There are many couples like us too. Parties will never be the same, with smokers and tolerant non-smokers (and their are many) outside. The rest inside. Ventilation not segregation and a choice of non-smoking pubs,

Anonymous said...

Yes the Scottish Parliament has made history with the smoking ban, and history will show how every country in Europe (with the possible exception of France - again) have once again followed the U.S.A. like good little doggies without asking hard enough questions regarding the true motive behind the invasion. In this case, the invasion of freedom. It is astounding how easily people roll over and accept the erosion of their freedom of choice, and doubly-astounding to find the press marching in line with the health fascists and perpetuating the myths of second-hand smoke with no investigation whatsoever; no actual analysis of the real figures, and no awareness of the fragility of freedom and the fact that a very dangerous line has been crossed here. All that was ever required was decent ventilation - but the government chooses to use a sledgehammer to crack a nut.

I live in hope that some great journalist lurks out there somewhere... someone who is still hungry for the truth... someone who will finally expose SHS-GATE for what it really is.

Anonymous said...

How I long to find just one honest reporter,columnist or TV Station that is prepared to tell the truth about second hand smoke but alas these days that is like asking for an honest politian or doctor of which there are non. Whilst I have no objection to non smokers having non smoking pubs can you tell me why in this so called free democratic country smokers are being denied the right to smoking pubs staffed by smokers?. Democracy dont make me laugh. the politicians of this country have forgotton that they are supposed to be the servants of the people not the masters and the media tamely tags along bowing to their will in the name of political correctness. Free press has gone and the BBC and others can no longer be relied on to print the truth. None of them have any credability any more. Day after day all you here is government propaganda with no challange. Is it any wonder that people are turning to organisations like the BNP. Everyone knows that there is not a shred of truth of truth about Second Hand Smoke, the EPA said it and so did WHO. The property rights of publicans are being removed, the rights of smokers are being removed all in the name of health. There are some things in society that are more important than health it is called FREEDOM. We no longer live in a free society today it is called Soviet Britain run by zealots for zealots with only their own agenda that is important. If you realy want to know about Second Hand Smoke read the following links and investigate for yourself but take the blinkers off first if you are still able.

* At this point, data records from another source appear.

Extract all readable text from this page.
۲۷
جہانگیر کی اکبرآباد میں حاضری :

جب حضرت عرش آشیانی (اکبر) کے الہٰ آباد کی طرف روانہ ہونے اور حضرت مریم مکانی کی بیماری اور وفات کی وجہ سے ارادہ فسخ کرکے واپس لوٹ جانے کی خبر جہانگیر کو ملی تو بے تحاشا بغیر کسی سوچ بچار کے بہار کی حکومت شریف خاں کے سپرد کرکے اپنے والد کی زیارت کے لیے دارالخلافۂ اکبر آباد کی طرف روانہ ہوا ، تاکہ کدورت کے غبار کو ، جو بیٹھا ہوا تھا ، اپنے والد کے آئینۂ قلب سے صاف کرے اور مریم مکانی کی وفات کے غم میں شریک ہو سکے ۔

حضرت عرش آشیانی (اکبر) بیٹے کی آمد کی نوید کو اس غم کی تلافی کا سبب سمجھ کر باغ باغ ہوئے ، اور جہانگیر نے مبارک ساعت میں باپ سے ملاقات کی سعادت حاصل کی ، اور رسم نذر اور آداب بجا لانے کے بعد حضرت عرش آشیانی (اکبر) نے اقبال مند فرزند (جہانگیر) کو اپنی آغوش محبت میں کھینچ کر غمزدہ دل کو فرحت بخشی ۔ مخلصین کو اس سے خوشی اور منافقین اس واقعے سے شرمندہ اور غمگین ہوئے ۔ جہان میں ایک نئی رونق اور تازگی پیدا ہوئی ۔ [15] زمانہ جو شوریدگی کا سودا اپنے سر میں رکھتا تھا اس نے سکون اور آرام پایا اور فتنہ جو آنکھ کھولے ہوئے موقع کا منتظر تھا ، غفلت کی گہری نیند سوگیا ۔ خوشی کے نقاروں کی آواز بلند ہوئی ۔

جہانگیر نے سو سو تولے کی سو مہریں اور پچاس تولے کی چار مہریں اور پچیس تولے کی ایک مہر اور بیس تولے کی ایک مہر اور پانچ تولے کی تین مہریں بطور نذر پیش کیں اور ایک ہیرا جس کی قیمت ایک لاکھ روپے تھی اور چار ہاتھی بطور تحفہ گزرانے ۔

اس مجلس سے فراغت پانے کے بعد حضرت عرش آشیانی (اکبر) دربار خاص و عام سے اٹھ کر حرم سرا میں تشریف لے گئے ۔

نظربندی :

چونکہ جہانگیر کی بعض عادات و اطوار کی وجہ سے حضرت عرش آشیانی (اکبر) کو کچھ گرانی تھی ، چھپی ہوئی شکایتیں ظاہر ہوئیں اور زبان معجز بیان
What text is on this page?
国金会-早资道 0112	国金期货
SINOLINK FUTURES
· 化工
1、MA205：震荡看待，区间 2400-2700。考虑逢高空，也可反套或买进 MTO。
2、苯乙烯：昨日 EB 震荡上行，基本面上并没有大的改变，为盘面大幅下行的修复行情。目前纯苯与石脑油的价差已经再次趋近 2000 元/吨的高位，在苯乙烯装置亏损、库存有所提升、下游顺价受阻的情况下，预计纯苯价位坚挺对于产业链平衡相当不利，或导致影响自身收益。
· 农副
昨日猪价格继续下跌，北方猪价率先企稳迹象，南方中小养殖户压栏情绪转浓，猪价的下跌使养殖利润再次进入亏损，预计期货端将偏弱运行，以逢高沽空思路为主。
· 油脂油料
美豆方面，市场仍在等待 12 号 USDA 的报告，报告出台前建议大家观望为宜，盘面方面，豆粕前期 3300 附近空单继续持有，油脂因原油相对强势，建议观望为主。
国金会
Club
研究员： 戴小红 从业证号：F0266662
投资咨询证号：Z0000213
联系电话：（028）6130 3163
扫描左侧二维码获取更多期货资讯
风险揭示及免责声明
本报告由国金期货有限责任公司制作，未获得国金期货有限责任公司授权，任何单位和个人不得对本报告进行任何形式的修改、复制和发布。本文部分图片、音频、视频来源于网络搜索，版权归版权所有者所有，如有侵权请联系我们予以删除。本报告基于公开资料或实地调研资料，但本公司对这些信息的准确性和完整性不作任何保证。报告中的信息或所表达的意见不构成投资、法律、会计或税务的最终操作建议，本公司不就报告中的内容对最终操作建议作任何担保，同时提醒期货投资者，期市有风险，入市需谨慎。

http://www.second-opinions.co.uk/diesel_lung_cancer.html

http://www.sho.com/site/ptbs/prevepisodes.do?episodeid=s1/shs

http://www.davehitt.com/facts/epa.html

http://cleanairquality.blogspot.com/2006/03/doctors-comments-regarding-smoking.html

http://www.pro-choicesmokingdoctor.blogspot.com/

http://www.houseofdiabolique.com/archives/smoking012603.html

I am 59, I have smoked for 40 years, I am perfectly healthy, I have worked for 43 years, paid all taxes ect and law abiding. From next year I and 15 million others will be excluded from society and expected to stand outside pubs like lepers including servicemen who have fought for freedom and their country. Democracy in Britain forget it, it doesent exist. This once great country is full of corrupt greedy politicians and a media that mutely follows behind.